Mubadalah.Id– Trafficking diterjemahkan ke dalam bahasa Indonesia sebagai ‘perdagangan perempuan’. Orang sering menyebutnya sebagai ‘perbudakan gaya baru’. Trafficking telah menjadi fenomena yang menyebar dan semakin mengerikan di berbagai negara. Negara yang tengah menjadi sorotan dunia terkait isu ini adalah Bangladesh. Menurut Kyai Husein Muhammad korban trafficking diampuni dosanya.
Di negara ini, trafficking dan prostitusi adalah legal, karena penduduknya seolah tak punya pilihan hidup lain. Krisis pendidikan dan himpitan ekonomi membuat kebanyakan perempuan Bangladesh memilih prostitusi sebagai satu-satunya jalan untuk menyambung hidup.
Lebih mirisnya lagi, tarif pekerja seks di Bangladesh tercatat sebagai yang paling murah di dunia! Hanya sekitar delapan ribu rupiah, itu pun belum dipotong setoran untuk mucikari. Tak sedikit pula dari para pekerja ini yang masih di bawah umur, bahkan sebagian mereka adalah para istri yang sengaja dijual oleh suaminya. Na’udzubillah.
Islam dan pandangan kemanusiaan universal mengecam praktik ini dan menganggapnya sebagai pelanggaran terhadap hak-hak asasi manusia. Perbudakan seperti ini sudah lama disinggung al-Qur’an:
“Dan orang-orang yang tidak mampu kawin hendaklah menjaga kesucian dirinya sehingga Allah menganugerahinya kemampuan. Dan budak-budak yang kamu miliki yang menginginkan perjanjian (untuk pembebasan dirinya) hendaklah kamu buat perjanjian dengan mereka, jika kamu mengetahui kebaikan pada mereka.
Dan janganlah kamu paksa budak-budak perempuanmu untuk melakukan pelacuran padahal mereka menginginkan kesucian diri, karena kamu hendak mencari keuntungan duniawi. Dan barangsiapa memaksa mereka maka sesungguhnya Allah Maha Pengampun Maha Penyayang (kepada mereka) sesudah mereka dipaksa”. (Qs. Al-Nur [24]: 33).
Korban Trafficking Diampuni Dosanya
K.H. Husein Muhammad, salah seorang pengasuh Pondok Pesantren Darut Tauhid Arjawinangun Cirebon menyebutkan, ada beberapa hal yang dapat disimpulkan secara singkat dari ayat di atas. Pertama, kewajiban kita untuk melakukan perlindungan terhadap kaum perempuan.
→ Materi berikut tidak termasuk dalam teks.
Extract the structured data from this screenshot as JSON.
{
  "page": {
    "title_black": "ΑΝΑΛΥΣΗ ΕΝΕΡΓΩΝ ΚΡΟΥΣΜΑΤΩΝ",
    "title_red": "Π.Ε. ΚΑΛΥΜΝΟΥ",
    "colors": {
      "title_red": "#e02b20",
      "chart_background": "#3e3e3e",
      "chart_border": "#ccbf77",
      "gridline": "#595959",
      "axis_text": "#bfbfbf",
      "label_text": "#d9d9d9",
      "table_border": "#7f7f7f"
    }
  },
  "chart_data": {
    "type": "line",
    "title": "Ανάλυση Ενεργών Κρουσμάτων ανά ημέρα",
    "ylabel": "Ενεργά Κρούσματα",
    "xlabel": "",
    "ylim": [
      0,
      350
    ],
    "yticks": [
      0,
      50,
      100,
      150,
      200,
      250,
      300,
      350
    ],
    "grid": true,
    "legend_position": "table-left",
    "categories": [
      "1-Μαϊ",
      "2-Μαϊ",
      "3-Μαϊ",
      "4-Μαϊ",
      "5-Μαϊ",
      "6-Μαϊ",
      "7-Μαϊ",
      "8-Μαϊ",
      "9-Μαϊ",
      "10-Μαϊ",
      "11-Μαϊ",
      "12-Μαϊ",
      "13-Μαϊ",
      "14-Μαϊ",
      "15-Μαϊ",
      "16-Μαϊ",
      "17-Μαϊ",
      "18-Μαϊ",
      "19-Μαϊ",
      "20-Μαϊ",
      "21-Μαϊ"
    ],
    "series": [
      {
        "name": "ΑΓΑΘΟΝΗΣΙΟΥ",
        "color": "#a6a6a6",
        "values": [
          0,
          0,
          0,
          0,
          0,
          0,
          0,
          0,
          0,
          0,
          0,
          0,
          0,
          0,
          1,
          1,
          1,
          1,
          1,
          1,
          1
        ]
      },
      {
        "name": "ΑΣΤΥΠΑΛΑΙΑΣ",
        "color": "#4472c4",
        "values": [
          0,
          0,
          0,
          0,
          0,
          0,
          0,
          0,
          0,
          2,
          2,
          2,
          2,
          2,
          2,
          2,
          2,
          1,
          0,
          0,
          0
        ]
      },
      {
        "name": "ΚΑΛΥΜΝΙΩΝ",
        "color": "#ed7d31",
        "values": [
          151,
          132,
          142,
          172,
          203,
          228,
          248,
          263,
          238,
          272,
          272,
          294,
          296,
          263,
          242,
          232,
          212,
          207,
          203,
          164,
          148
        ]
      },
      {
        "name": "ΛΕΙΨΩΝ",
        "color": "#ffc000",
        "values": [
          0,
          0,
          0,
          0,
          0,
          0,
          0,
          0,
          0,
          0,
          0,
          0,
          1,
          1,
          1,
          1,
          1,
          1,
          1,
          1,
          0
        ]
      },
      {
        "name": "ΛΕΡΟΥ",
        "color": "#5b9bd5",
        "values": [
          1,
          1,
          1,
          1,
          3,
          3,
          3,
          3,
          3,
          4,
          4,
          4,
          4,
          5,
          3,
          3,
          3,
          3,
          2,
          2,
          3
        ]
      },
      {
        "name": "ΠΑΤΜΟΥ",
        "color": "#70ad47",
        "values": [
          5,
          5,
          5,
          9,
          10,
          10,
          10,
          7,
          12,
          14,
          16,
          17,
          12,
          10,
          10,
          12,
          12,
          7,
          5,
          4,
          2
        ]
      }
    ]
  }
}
Kedua, kewajiban kita untuk membebaskan atau memerdekakan orang-orang yang terperangkap dalam perbudakan. Ketiga, kewajiban para majikan untuk menyerahkan hak-hak ekonomi mereka. Dan keempat, haramnya mengeksploitasi tubuh perempuan untuk kepentingan duniawi (harta, kedudukan dan kebesaran diri).
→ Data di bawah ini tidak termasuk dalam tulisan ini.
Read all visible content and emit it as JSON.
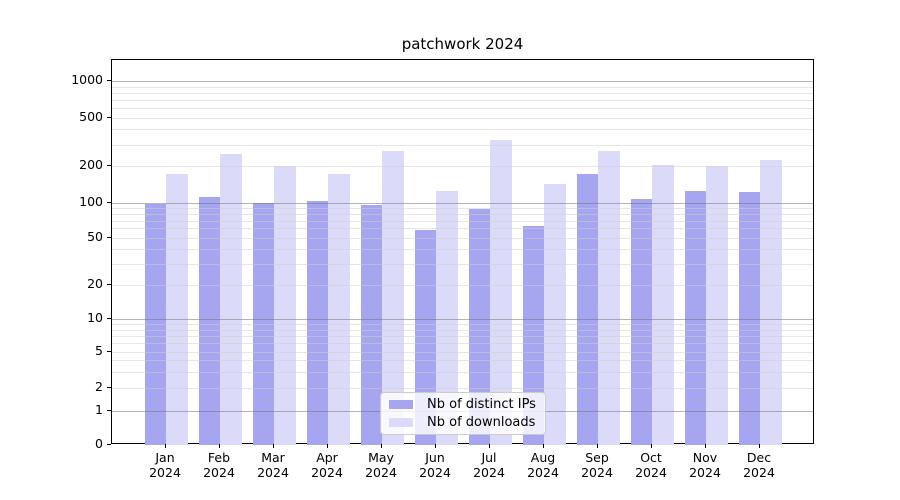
{
  "title": "patchwork 2024",
  "chart_data": {
    "type": "bar",
    "title": "patchwork 2024",
    "categories": [
      "Jan 2024",
      "Feb 2024",
      "Mar 2024",
      "Apr 2024",
      "May 2024",
      "Jun 2024",
      "Jul 2024",
      "Aug 2024",
      "Sep 2024",
      "Oct 2024",
      "Nov 2024",
      "Dec 2024"
    ],
    "x_ticks": [
      {
        "line1": "Jan",
        "line2": "2024"
      },
      {
        "line1": "Feb",
        "line2": "2024"
      },
      {
        "line1": "Mar",
        "line2": "2024"
      },
      {
        "line1": "Apr",
        "line2": "2024"
      },
      {
        "line1": "May",
        "line2": "2024"
      },
      {
        "line1": "Jun",
        "line2": "2024"
      },
      {
        "line1": "Jul",
        "line2": "2024"
      },
      {
        "line1": "Aug",
        "line2": "2024"
      },
      {
        "line1": "Sep",
        "line2": "2024"
      },
      {
        "line1": "Oct",
        "line2": "2024"
      },
      {
        "line1": "Nov",
        "line2": "2024"
      },
      {
        "line1": "Dec",
        "line2": "2024"
      }
    ],
    "series": [
      {
        "name": "Nb of distinct IPs",
        "color": "#a6a6f0",
        "values": [
          97,
          110,
          100,
          103,
          95,
          58,
          88,
          63,
          173,
          107,
          124,
          121
        ]
      },
      {
        "name": "Nb of downloads",
        "color": "#dbdbf9",
        "values": [
          172,
          249,
          199,
          172,
          265,
          125,
          325,
          143,
          267,
          205,
          200,
          222
        ]
      }
    ],
    "yscale": "symlog",
    "ylabel": "",
    "xlabel": "",
    "y_ticks": [
      {
        "label": "1000",
        "value": 1000
      },
      {
        "label": "500",
        "value": 500
      },
      {
        "label": "200",
        "value": 200
      },
      {
        "label": "100",
        "value": 100
      },
      {
        "label": "50",
        "value": 50
      },
      {
        "label": "20",
        "value": 20
      },
      {
        "label": "10",
        "value": 10
      },
      {
        "label": "5",
        "value": 5
      },
      {
        "label": "2",
        "value": 2
      },
      {
        "label": "1",
        "value": 1
      },
      {
        "label": "0",
        "value": 0
      }
    ],
    "ylim": [
      0,
      1500
    ],
    "grid": true,
    "legend_position": "lower center"
  },
  "colors": {
    "distinct_ips_bar": "#a6a6f0",
    "downloads_bar": "#dbdbf9",
    "minor_grid": "#cdcdcd",
    "major_grid": "#6e6e6e",
    "axis": "#000000",
    "legend_border": "#cccccc"
  }
}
Menurut ayat itu pula, mereka yang terpaksa melakukan praktik pelacuran, diampuni dosa-dosanya dan dimaafkan kesalahannya oleh Tuhan. Nabi Muhammad sendiri diriwayatkan pernah membebaskan hukuman terhadap seorang perempuan yang dipaksa berzina.
Ada juga sebuah kasus populer mengenai ini yang terjadi pada masa ‘Umar bin Khattab. Ada seorang perempuan yang kehausan. Kemudian ia meminta air kepada seorang laki-laki. Tetapi laki-laki itu menolaknya kecuali jika perempuan tersebut bersedia melayani hasrat seksualnya. Hal ini kemudian dilaporkan kepada ‘Umar bin Khattab.
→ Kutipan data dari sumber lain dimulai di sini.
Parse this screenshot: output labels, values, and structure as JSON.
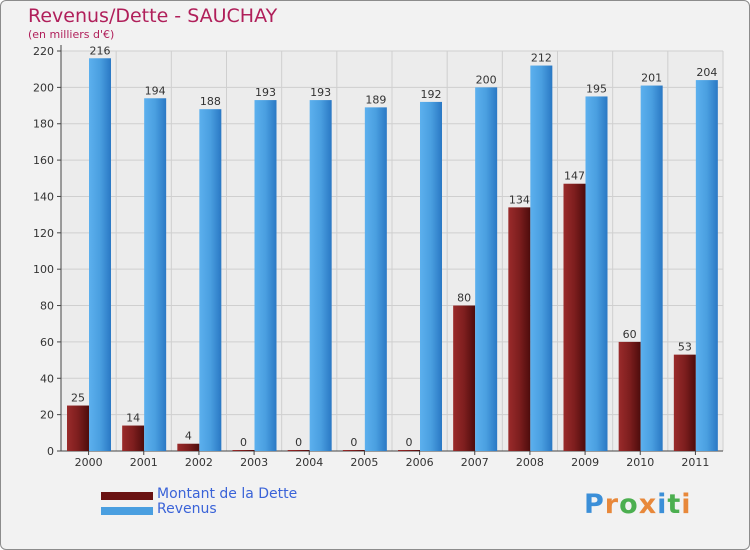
{
  "header": {
    "title": "Revenus/Dette - SAUCHAY",
    "subtitle": "(en milliers d'€)"
  },
  "chart_data": {
    "type": "bar",
    "title": "Revenus/Dette - SAUCHAY",
    "ylabel": "(en milliers d'€)",
    "xlabel": "",
    "categories": [
      "2000",
      "2001",
      "2002",
      "2003",
      "2004",
      "2005",
      "2006",
      "2007",
      "2008",
      "2009",
      "2010",
      "2011"
    ],
    "series": [
      {
        "name": "Montant de la Dette",
        "color": "#7a1a1a",
        "values": [
          25,
          14,
          4,
          0,
          0,
          0,
          0,
          80,
          134,
          147,
          60,
          53
        ]
      },
      {
        "name": "Revenus",
        "color": "#4a9fe0",
        "values": [
          216,
          194,
          188,
          193,
          193,
          189,
          192,
          200,
          212,
          195,
          201,
          204
        ]
      }
    ],
    "ylim": [
      0,
      220
    ],
    "yticks": [
      0,
      20,
      40,
      60,
      80,
      100,
      120,
      140,
      160,
      180,
      200,
      220
    ],
    "grid": true,
    "legend": "bottom-left"
  },
  "legend": {
    "items": [
      {
        "label": "Montant de la Dette",
        "color": "#7a1a1a"
      },
      {
        "label": "Revenus",
        "color": "#4a9fe0"
      }
    ]
  },
  "logo": {
    "letters": [
      "P",
      "r",
      "o",
      "x",
      "i",
      "t",
      "i"
    ],
    "colors": [
      "#3b8fd8",
      "#e8883a",
      "#4caf50",
      "#e8883a",
      "#3b8fd8",
      "#4caf50",
      "#e8883a"
    ]
  }
}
Umar lalu mendiskusikannya dengan ‘Ali bin Abi Thalib. ‘Ali menjawab: perempuan itu dalam keadaan terpaksa, maka tidak boleh dihukum sebagaimana pernyataan al-Qur’an: “Barangsiapa dalam keadaan terpaksa sedangkan ia tidak menginginkannya dan tidak pula melampaui batas, maka tidak ada dosa baginya.
Sesungguhnya Allah Maha Pengampun lagi Maha Penyayang”. (Qs. Al-Baqarah [2]: 173). Atas dasar itu semua para ulama fiqh sepakat bahwa perempuan yang dipaksa berzina dibebaskan dari hukuman. (Baca: ‘Abd al-Qadir ‘Audah, Al-Tasyri’ al-Jinary Al-Islami, Dar al-Katib al-‘Arabi, Beirut, Vol.I, tt. hlm. 573). Sungguh Tuhan Maha Adil lagi Maha Penyayang. (NR).
Sumber: Spiritualitas Kemanusiaan Perspektif Islam Pesantren (Pustaka Rihlah, 2006).